7. The Type of Ground Truth Used
For the overall device, the "ground truth" seems to be compliance with "recognized national and international, performance, safety, and electromagnetic compatibility standards for medical devices and product specifications listed in the Propaq labeling."
For the improved SpO2 channel, the "ground truth" for substantial equivalence is implied to be the performance characteristics of the predicate Nellcor N-395 Pulse Oximeter, which presumably met its own set of performance standards at the time of its clearance. No specific clinical ground truth data (e.g., pathology, outcomes data, or expert consensus on clinical readings) is mentioned as being used for the Propaq 200 Series in this summary.
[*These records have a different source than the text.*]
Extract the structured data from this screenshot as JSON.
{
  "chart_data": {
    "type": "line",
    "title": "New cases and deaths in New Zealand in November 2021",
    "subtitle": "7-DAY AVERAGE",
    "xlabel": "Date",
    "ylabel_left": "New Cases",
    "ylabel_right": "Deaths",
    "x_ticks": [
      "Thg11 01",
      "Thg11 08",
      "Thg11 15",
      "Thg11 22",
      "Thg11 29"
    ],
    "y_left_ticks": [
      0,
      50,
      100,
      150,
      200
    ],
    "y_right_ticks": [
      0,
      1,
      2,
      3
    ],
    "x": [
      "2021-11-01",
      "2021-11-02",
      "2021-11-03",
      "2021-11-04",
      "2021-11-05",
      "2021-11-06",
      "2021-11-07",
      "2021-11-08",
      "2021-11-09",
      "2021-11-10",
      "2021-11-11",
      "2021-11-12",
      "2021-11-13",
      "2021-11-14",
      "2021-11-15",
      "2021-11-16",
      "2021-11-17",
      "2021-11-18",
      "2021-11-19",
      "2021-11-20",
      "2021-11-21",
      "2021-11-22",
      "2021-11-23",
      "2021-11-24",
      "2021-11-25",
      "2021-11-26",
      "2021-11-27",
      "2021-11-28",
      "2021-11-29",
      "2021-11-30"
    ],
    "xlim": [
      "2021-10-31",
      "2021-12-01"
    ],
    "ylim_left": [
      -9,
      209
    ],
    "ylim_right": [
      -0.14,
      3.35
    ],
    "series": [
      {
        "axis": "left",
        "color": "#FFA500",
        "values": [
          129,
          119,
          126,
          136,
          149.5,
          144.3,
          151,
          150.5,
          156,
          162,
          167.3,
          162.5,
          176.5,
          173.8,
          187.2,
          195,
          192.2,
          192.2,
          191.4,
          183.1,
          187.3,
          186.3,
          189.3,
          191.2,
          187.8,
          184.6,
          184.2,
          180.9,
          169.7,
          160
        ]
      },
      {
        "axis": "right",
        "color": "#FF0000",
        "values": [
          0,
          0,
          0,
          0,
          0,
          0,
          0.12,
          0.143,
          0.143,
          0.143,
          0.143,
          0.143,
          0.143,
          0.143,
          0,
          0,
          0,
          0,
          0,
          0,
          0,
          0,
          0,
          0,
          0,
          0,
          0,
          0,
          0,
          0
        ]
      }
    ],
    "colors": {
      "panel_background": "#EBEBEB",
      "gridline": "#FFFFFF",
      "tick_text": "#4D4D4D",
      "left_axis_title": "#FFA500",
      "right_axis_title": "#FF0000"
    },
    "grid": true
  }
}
8. The Sample Size for the Training Set
This information is not provided. The development of the Propaq 200 Series monitors and its SpO2 channel would have involved development and verification processes, but specific "training set" sample sizes, as might be relevant for machine learning algorithms, are not discussed.
9. How the Ground Truth for the Training Set Was Established
This information is not provided. Given the nature of medical device standards compliance and substantial equivalence claims for patient monitors, the concept of a "training set" and "ground truth establishment" in the context of diagnostic accuracy (as would be typical for AI/CAD devices) is not explicitly applicable or discussed in this document. The "ground truth" for development and verification would be derived from engineering specifications, established physiological principles, and compliance with recognized standards.